1984, Londra. Un corteo di gay e lesbiche solidarizza con i minatori in sciopero contro i tagli della Thatcher. Iniziano quindi a raccogliere soldi per i “compagni” lavoratori e mettono su un vero e proprio movimento, i LGSM (Lesbians and Gays Support The Miners). Si stringono così attorno ad un villaggio del Galles abitato prevalentemente da minatori, i quali, dopo un’iniziale diffidenza, accettano l’aiuto, coscienti che l’unione fa la forza…
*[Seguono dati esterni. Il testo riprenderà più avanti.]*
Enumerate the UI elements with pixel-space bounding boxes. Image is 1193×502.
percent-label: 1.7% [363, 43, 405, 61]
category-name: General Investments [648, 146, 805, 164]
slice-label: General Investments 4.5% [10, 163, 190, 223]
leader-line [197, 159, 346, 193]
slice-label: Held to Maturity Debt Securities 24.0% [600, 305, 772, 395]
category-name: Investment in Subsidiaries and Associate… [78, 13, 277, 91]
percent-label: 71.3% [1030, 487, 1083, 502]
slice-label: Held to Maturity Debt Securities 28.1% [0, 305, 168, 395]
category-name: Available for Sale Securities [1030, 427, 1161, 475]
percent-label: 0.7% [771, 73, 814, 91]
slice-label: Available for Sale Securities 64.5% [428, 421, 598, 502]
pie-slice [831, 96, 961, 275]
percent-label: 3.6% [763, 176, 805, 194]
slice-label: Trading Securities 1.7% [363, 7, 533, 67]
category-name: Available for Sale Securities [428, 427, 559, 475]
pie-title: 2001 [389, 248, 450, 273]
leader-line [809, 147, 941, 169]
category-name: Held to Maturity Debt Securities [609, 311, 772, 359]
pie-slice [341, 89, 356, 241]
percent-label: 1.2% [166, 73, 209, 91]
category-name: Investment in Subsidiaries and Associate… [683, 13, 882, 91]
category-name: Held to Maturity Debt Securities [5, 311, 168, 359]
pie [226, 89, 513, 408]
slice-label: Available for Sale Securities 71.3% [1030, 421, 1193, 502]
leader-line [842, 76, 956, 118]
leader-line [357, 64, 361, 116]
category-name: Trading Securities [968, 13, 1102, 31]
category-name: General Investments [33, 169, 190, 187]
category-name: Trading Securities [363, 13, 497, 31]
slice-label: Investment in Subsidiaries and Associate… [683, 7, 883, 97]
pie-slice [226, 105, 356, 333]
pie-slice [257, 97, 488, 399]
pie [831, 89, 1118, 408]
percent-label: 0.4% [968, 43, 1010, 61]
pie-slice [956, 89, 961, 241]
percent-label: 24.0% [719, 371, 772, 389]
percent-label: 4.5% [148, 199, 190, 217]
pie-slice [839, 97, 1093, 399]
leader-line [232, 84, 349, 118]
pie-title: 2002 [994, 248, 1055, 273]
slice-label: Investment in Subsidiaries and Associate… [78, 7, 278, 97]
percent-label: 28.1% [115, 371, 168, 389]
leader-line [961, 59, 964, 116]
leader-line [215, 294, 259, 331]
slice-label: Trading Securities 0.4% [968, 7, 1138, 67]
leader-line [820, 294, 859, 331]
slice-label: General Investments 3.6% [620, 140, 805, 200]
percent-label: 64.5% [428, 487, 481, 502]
Diciamolo subito: Pride è un piccolo miracolo, un piccolo capolavoro, con un potenziale enorme. La brillante sceneggiatura di Stephen Beresford e la regia di Matthew Warchus sono un’accoppiata perfetta, di quelle che fanno scintille, che sanno dove far rifiatare il film e il pubblico, che sanno essere poetiche e divertenti, mai stucchevoli né eccessive. Pride è davvero un film “gaio”, cioè felice, allegro, brioso, colorato, con tanto di una pregevole cura filologica dei costumi e degli ambienti in pieno stile anni ’80. Pride riporta in auge la grande commedia inglese di quel lustro a cavallo tra fine anni Novanta e primi anni Duemila, quella de L’erba di Grace di N.Cole e Svegliati Ned di K.Jones. Di quel cinema riprende ed rende ancora più maestosi i paesaggi d’Inghilterra e Galles, con l’ulteriore merito di mostrarci la bella Gran Bretagna nel suo freddo e seducente splendore invernale.
Pur avendo a che fare con un tema delicato, Pride è un film garbato, da bollino verdissimo, un film per ridere tutti insieme appassionatamente e riflettere su un pezzo di Storia molto importante.